Wednesday, 1 June 2022: 16:00
West Meeting Room 202 (Vancouver Convention Center)
The thermoelectric performance of semiconductor-enriched carbon nanotube networks is intimately connected to the charge-carrier density injected into the network. This process is typically carried out by charge transfer to or from a chemical dopant, resulting in chemical counterions that reside within the network. While it is commonly accepted that the chemical structure of the dopant controls the redox properties, and therefore the ability of the dopant to modify the charge-carrier density in the carbon nanotube network, less attention is placed on the role that the residual counterion plays in the carrier transport within the doped network.
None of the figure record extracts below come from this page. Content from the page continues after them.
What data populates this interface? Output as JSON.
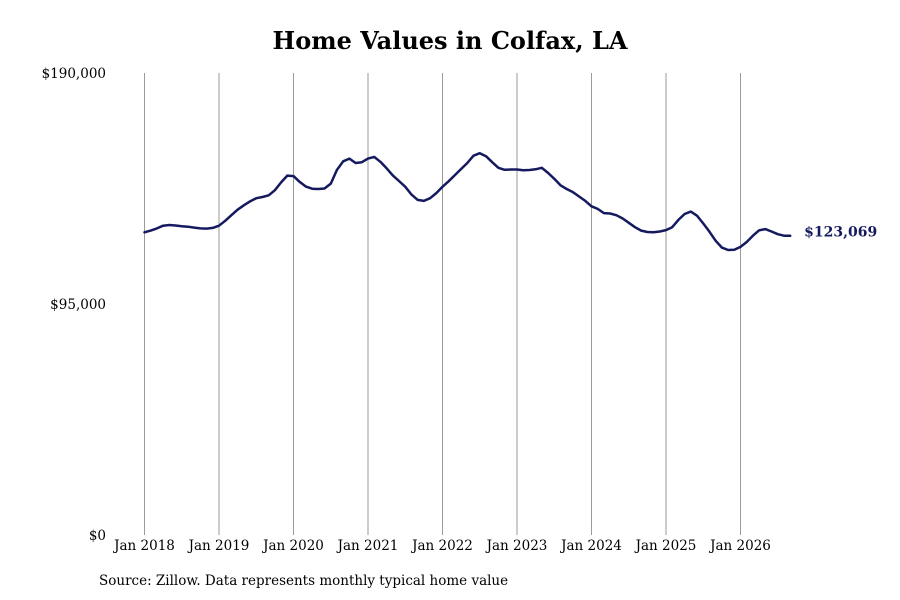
{
  "chart_data": {
    "type": "line",
    "title": "Home Values in Colfax, LA",
    "source_note": "Source: Zillow. Data represents monthly typical home value",
    "ylim": [
      0,
      190000
    ],
    "y_ticks": [
      {
        "value": 0,
        "label": "$0"
      },
      {
        "value": 95000,
        "label": "$95,000"
      },
      {
        "value": 190000,
        "label": "$190,000"
      }
    ],
    "x_ticks": [
      "Jan 2018",
      "Jan 2019",
      "Jan 2020",
      "Jan 2021",
      "Jan 2022",
      "Jan 2023",
      "Jan 2024",
      "Jan 2025",
      "Jan 2026"
    ],
    "grid": {
      "vertical": true,
      "horizontal": false
    },
    "line_color": "#151a5e",
    "end_label": "$123,069",
    "series": [
      {
        "points": [
          [
            "2018-01",
            124500
          ],
          [
            "2018-02",
            125200
          ],
          [
            "2018-03",
            126100
          ],
          [
            "2018-04",
            127200
          ],
          [
            "2018-05",
            127500
          ],
          [
            "2018-06",
            127300
          ],
          [
            "2018-07",
            127000
          ],
          [
            "2018-08",
            126800
          ],
          [
            "2018-09",
            126400
          ],
          [
            "2018-10",
            126100
          ],
          [
            "2018-11",
            126000
          ],
          [
            "2018-12",
            126300
          ],
          [
            "2019-01",
            127200
          ],
          [
            "2019-02",
            129200
          ],
          [
            "2019-03",
            131500
          ],
          [
            "2019-04",
            133800
          ],
          [
            "2019-05",
            135600
          ],
          [
            "2019-06",
            137200
          ],
          [
            "2019-07",
            138500
          ],
          [
            "2019-08",
            139000
          ],
          [
            "2019-09",
            139700
          ],
          [
            "2019-10",
            141800
          ],
          [
            "2019-11",
            145000
          ],
          [
            "2019-12",
            147800
          ],
          [
            "2020-01",
            147600
          ],
          [
            "2020-02",
            145200
          ],
          [
            "2020-03",
            143300
          ],
          [
            "2020-04",
            142400
          ],
          [
            "2020-05",
            142300
          ],
          [
            "2020-06",
            142500
          ],
          [
            "2020-07",
            144500
          ],
          [
            "2020-08",
            150200
          ],
          [
            "2020-09",
            153700
          ],
          [
            "2020-10",
            154800
          ],
          [
            "2020-11",
            153000
          ],
          [
            "2020-12",
            153300
          ],
          [
            "2021-01",
            154800
          ],
          [
            "2021-02",
            155500
          ],
          [
            "2021-03",
            153500
          ],
          [
            "2021-04",
            150800
          ],
          [
            "2021-05",
            147900
          ],
          [
            "2021-06",
            145600
          ],
          [
            "2021-07",
            143200
          ],
          [
            "2021-08",
            140000
          ],
          [
            "2021-09",
            137800
          ],
          [
            "2021-10",
            137400
          ],
          [
            "2021-11",
            138500
          ],
          [
            "2021-12",
            140600
          ],
          [
            "2022-01",
            143200
          ],
          [
            "2022-02",
            145500
          ],
          [
            "2022-03",
            148000
          ],
          [
            "2022-04",
            150500
          ],
          [
            "2022-05",
            153000
          ],
          [
            "2022-06",
            156000
          ],
          [
            "2022-07",
            157000
          ],
          [
            "2022-08",
            155800
          ],
          [
            "2022-09",
            153300
          ],
          [
            "2022-10",
            151000
          ],
          [
            "2022-11",
            150200
          ],
          [
            "2022-12",
            150300
          ],
          [
            "2023-01",
            150300
          ],
          [
            "2023-02",
            150000
          ],
          [
            "2023-03",
            150100
          ],
          [
            "2023-04",
            150400
          ],
          [
            "2023-05",
            151000
          ],
          [
            "2023-06",
            148900
          ],
          [
            "2023-07",
            146500
          ],
          [
            "2023-08",
            143800
          ],
          [
            "2023-09",
            142300
          ],
          [
            "2023-10",
            141000
          ],
          [
            "2023-11",
            139200
          ],
          [
            "2023-12",
            137400
          ],
          [
            "2024-01",
            135200
          ],
          [
            "2024-02",
            134100
          ],
          [
            "2024-03",
            132400
          ],
          [
            "2024-04",
            132200
          ],
          [
            "2024-05",
            131500
          ],
          [
            "2024-06",
            130200
          ],
          [
            "2024-07",
            128400
          ],
          [
            "2024-08",
            126600
          ],
          [
            "2024-09",
            125200
          ],
          [
            "2024-10",
            124600
          ],
          [
            "2024-11",
            124500
          ],
          [
            "2024-12",
            124800
          ],
          [
            "2025-01",
            125400
          ],
          [
            "2025-02",
            126600
          ],
          [
            "2025-03",
            129600
          ],
          [
            "2025-04",
            132000
          ],
          [
            "2025-05",
            133000
          ],
          [
            "2025-06",
            131300
          ],
          [
            "2025-07",
            128100
          ],
          [
            "2025-08",
            124700
          ],
          [
            "2025-09",
            121000
          ],
          [
            "2025-10",
            118200
          ],
          [
            "2025-11",
            117200
          ],
          [
            "2025-12",
            117300
          ],
          [
            "2026-01",
            118500
          ],
          [
            "2026-02",
            120500
          ],
          [
            "2026-03",
            123100
          ],
          [
            "2026-04",
            125300
          ],
          [
            "2026-05",
            125800
          ],
          [
            "2026-06",
            124800
          ],
          [
            "2026-07",
            123700
          ],
          [
            "2026-08",
            123100
          ],
          [
            "2026-09",
            123069
          ]
        ]
      }
    ]
  }
}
We will show that the chemical structure of some novel p-type dopants based on dodecaborane clusters appended with various tunable organic moieties enables effective spatial separation of the negative counter-charge on the center of the dodecaborane cluster from the hole density injected into the carbon nanotube. This increased spatial separation, compared to more conventional oxidants like triethyloxonium hexachloroantimonate (OA) and 2,3,5,6-tetrafluoro-7,7,8,8-tetracyanoquinodimethane (F4-TCNQ), leads to a reduction in the coulombic potential barrier and improved hole transport. The enhanced transport can be attributed to reduced carrier localization, resulting in an increase in the thermoelectric power factor that surpasses the previous best-in-class for enriched semiconductor single-walled carbon nanotube thin film networks.